Mlliyet Milliyet Blog Milliyet Blog
 
Facebook Connect
Blog Kategorileri
 

03 Ağustos '09

 
Kategori
Siyaset
 

Mutlu musun?

Mutlu musun?
 

Hükumet'in startını verdiği "Kürt açılımı", aslında açılım değil "kazılım" yolunda ilerliyor.

Doğrusu da bu zaten; Türkiye, kemikleşmiş saplantılarını kazıyarak ancak doğru bir yere ulaşır.

İşin temeline doğru indikçe, engeller, taşlar kayalar çıkıyor ve çıkacak.

Bunlardan biri ya da birincisi; "Ne mutlu Türküm diyene" sorunsalı..

Kürtlerin de yaşadığı bu topraklarda, mutlu olmak için "Türküm" demek şart mı? noktası burası..

Örneğin, Kürtler de "Ne mutlu Kürdüm diyene" deseler ne olurmuş..
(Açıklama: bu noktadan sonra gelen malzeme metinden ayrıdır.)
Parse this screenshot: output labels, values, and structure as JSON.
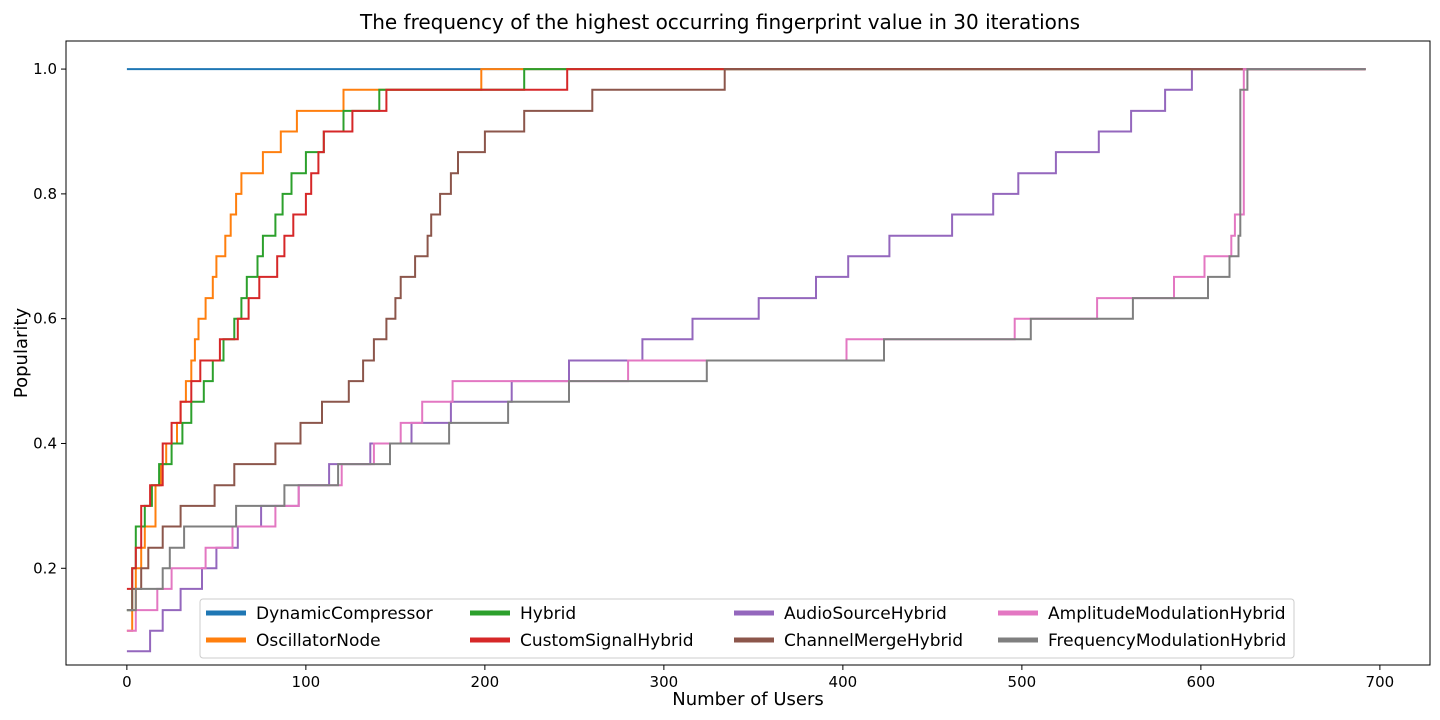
{
  "chart_data": {
    "type": "line",
    "title": "The frequency of the highest occurring fingerprint value in 30 iterations",
    "xlabel": "Number of Users",
    "ylabel": "Popularity",
    "xlim": [
      -34,
      728
    ],
    "ylim": [
      0.045,
      1.045
    ],
    "xticks": [
      0,
      100,
      200,
      300,
      400,
      500,
      600,
      700
    ],
    "yticks": [
      0.2,
      0.4,
      0.6,
      0.8,
      1.0
    ],
    "grid": false,
    "legend_position": "bottom-center",
    "legend_columns": 4,
    "series": [
      {
        "name": "DynamicCompressor",
        "color": "#1f77b4",
        "step": true,
        "points": [
          [
            0,
            1.0
          ],
          [
            692,
            1.0
          ]
        ]
      },
      {
        "name": "OscillatorNode",
        "color": "#ff7f0e",
        "step": true,
        "points": [
          [
            0,
            0.1
          ],
          [
            3,
            0.133
          ],
          [
            5,
            0.2
          ],
          [
            8,
            0.233
          ],
          [
            10,
            0.267
          ],
          [
            16,
            0.333
          ],
          [
            19,
            0.367
          ],
          [
            22,
            0.4
          ],
          [
            28,
            0.433
          ],
          [
            30,
            0.467
          ],
          [
            33,
            0.5
          ],
          [
            36,
            0.533
          ],
          [
            38,
            0.567
          ],
          [
            40,
            0.6
          ],
          [
            44,
            0.633
          ],
          [
            48,
            0.667
          ],
          [
            50,
            0.7
          ],
          [
            55,
            0.733
          ],
          [
            58,
            0.767
          ],
          [
            61,
            0.8
          ],
          [
            64,
            0.833
          ],
          [
            76,
            0.867
          ],
          [
            86,
            0.9
          ],
          [
            95,
            0.933
          ],
          [
            121,
            0.967
          ],
          [
            198,
            1.0
          ],
          [
            692,
            1.0
          ]
        ]
      },
      {
        "name": "Hybrid",
        "color": "#2ca02c",
        "step": true,
        "points": [
          [
            0,
            0.133
          ],
          [
            3,
            0.2
          ],
          [
            5,
            0.267
          ],
          [
            10,
            0.3
          ],
          [
            14,
            0.333
          ],
          [
            18,
            0.367
          ],
          [
            25,
            0.4
          ],
          [
            31,
            0.433
          ],
          [
            36,
            0.467
          ],
          [
            43,
            0.5
          ],
          [
            48,
            0.533
          ],
          [
            54,
            0.567
          ],
          [
            60,
            0.6
          ],
          [
            64,
            0.633
          ],
          [
            67,
            0.667
          ],
          [
            73,
            0.7
          ],
          [
            76,
            0.733
          ],
          [
            83,
            0.767
          ],
          [
            87,
            0.8
          ],
          [
            92,
            0.833
          ],
          [
            100,
            0.867
          ],
          [
            110,
            0.9
          ],
          [
            121,
            0.933
          ],
          [
            141,
            0.967
          ],
          [
            222,
            1.0
          ],
          [
            692,
            1.0
          ]
        ]
      },
      {
        "name": "CustomSignalHybrid",
        "color": "#d62728",
        "step": true,
        "points": [
          [
            0,
            0.167
          ],
          [
            3,
            0.2
          ],
          [
            5,
            0.233
          ],
          [
            8,
            0.3
          ],
          [
            13,
            0.333
          ],
          [
            20,
            0.4
          ],
          [
            25,
            0.433
          ],
          [
            30,
            0.467
          ],
          [
            36,
            0.5
          ],
          [
            41,
            0.533
          ],
          [
            52,
            0.567
          ],
          [
            62,
            0.6
          ],
          [
            68,
            0.633
          ],
          [
            74,
            0.667
          ],
          [
            84,
            0.7
          ],
          [
            88,
            0.733
          ],
          [
            93,
            0.767
          ],
          [
            100,
            0.8
          ],
          [
            103,
            0.833
          ],
          [
            107,
            0.867
          ],
          [
            110,
            0.9
          ],
          [
            126,
            0.933
          ],
          [
            145,
            0.967
          ],
          [
            246,
            1.0
          ],
          [
            692,
            1.0
          ]
        ]
      },
      {
        "name": "AudioSourceHybrid",
        "color": "#9467bd",
        "step": true,
        "points": [
          [
            0,
            0.067
          ],
          [
            13,
            0.1
          ],
          [
            20,
            0.133
          ],
          [
            30,
            0.167
          ],
          [
            42,
            0.2
          ],
          [
            50,
            0.233
          ],
          [
            62,
            0.267
          ],
          [
            75,
            0.3
          ],
          [
            96,
            0.333
          ],
          [
            113,
            0.367
          ],
          [
            136,
            0.4
          ],
          [
            159,
            0.433
          ],
          [
            181,
            0.467
          ],
          [
            215,
            0.5
          ],
          [
            247,
            0.533
          ],
          [
            288,
            0.567
          ],
          [
            316,
            0.6
          ],
          [
            353,
            0.633
          ],
          [
            385,
            0.667
          ],
          [
            403,
            0.7
          ],
          [
            426,
            0.733
          ],
          [
            461,
            0.767
          ],
          [
            484,
            0.8
          ],
          [
            498,
            0.833
          ],
          [
            519,
            0.867
          ],
          [
            543,
            0.9
          ],
          [
            561,
            0.933
          ],
          [
            580,
            0.967
          ],
          [
            595,
            1.0
          ],
          [
            692,
            1.0
          ]
        ]
      },
      {
        "name": "ChannelMergeHybrid",
        "color": "#8c564b",
        "step": true,
        "points": [
          [
            0,
            0.133
          ],
          [
            3,
            0.167
          ],
          [
            8,
            0.2
          ],
          [
            12,
            0.233
          ],
          [
            20,
            0.267
          ],
          [
            30,
            0.3
          ],
          [
            49,
            0.333
          ],
          [
            60,
            0.367
          ],
          [
            83,
            0.4
          ],
          [
            97,
            0.433
          ],
          [
            109,
            0.467
          ],
          [
            124,
            0.5
          ],
          [
            132,
            0.533
          ],
          [
            138,
            0.567
          ],
          [
            145,
            0.6
          ],
          [
            150,
            0.633
          ],
          [
            153,
            0.667
          ],
          [
            161,
            0.7
          ],
          [
            168,
            0.733
          ],
          [
            170,
            0.767
          ],
          [
            175,
            0.8
          ],
          [
            181,
            0.833
          ],
          [
            185,
            0.867
          ],
          [
            200,
            0.9
          ],
          [
            222,
            0.933
          ],
          [
            260,
            0.967
          ],
          [
            334,
            1.0
          ],
          [
            692,
            1.0
          ]
        ]
      },
      {
        "name": "AmplitudeModulationHybrid",
        "color": "#e377c2",
        "step": true,
        "points": [
          [
            0,
            0.1
          ],
          [
            5,
            0.133
          ],
          [
            17,
            0.167
          ],
          [
            25,
            0.2
          ],
          [
            44,
            0.233
          ],
          [
            59,
            0.267
          ],
          [
            83,
            0.3
          ],
          [
            96,
            0.333
          ],
          [
            120,
            0.367
          ],
          [
            138,
            0.4
          ],
          [
            153,
            0.433
          ],
          [
            165,
            0.467
          ],
          [
            182,
            0.5
          ],
          [
            280,
            0.533
          ],
          [
            402,
            0.567
          ],
          [
            496,
            0.6
          ],
          [
            542,
            0.633
          ],
          [
            585,
            0.667
          ],
          [
            602,
            0.7
          ],
          [
            617,
            0.733
          ],
          [
            619,
            0.767
          ],
          [
            624,
            1.0
          ],
          [
            692,
            1.0
          ]
        ]
      },
      {
        "name": "FrequencyModulationHybrid",
        "color": "#7f7f7f",
        "step": true,
        "points": [
          [
            0,
            0.133
          ],
          [
            5,
            0.167
          ],
          [
            20,
            0.2
          ],
          [
            24,
            0.233
          ],
          [
            32,
            0.267
          ],
          [
            61,
            0.3
          ],
          [
            88,
            0.333
          ],
          [
            118,
            0.367
          ],
          [
            147,
            0.4
          ],
          [
            180,
            0.433
          ],
          [
            213,
            0.467
          ],
          [
            247,
            0.5
          ],
          [
            324,
            0.533
          ],
          [
            423,
            0.567
          ],
          [
            505,
            0.6
          ],
          [
            562,
            0.633
          ],
          [
            604,
            0.667
          ],
          [
            616,
            0.7
          ],
          [
            621,
            0.733
          ],
          [
            622,
            0.967
          ],
          [
            626,
            1.0
          ],
          [
            692,
            1.0
          ]
        ]
      }
    ]
  }
}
Madem işi "mutluluk" üzerinden konuşuyoruz, o zaman bir bakalım ne kadar mutluyuz?

"Türküm" diyenlere bir sorun hele, kaç tanesi, "mutluyum" diyecek?

Bu ülkede, Tek Parti'nin dayağını, darbecilerin tekmesini, enflasyonun kazığını, anarşinin ateşini, yoksulluğun acısını tatmayan kaç insan var ki, "Türküm" demekle mutlu olsun!..

Mutluluk, öyle bir sözle elde edilecek kadar kolay olsaydı, dünyada "mutsuz" kimse kalmazdı.

Oysa, nice badirelerden geçip bugünlere gelmiş bu acılı ve sancılı millet, hala geçmişin izlerini taşıyor bünyesinde..

Çıkın sokağa sorun insanlara; mutlu musun?

Bir yer hariç, her yerde "mutluyum" diyen insan yok denecek kadar az çıkacaktır.

O bir yer de, Antalya'nın "Mut" ilçesidir ki, "Mutlu musun" sorusuna, doğal olarak "Mutluyum" diyecektir.

Toplumların, kavmiyetleri ile "mutluluk" bulmaya çalıştıkları şövenist dönemler, Batıda ta geçen yüzyılın başlarında sona erdi.

Hitler'in yönettiği Almanya'da insanlar, belki de "Almanım mutluyum" diyordu ama, bu mutluluk onlara çok pahalıya mal oldu.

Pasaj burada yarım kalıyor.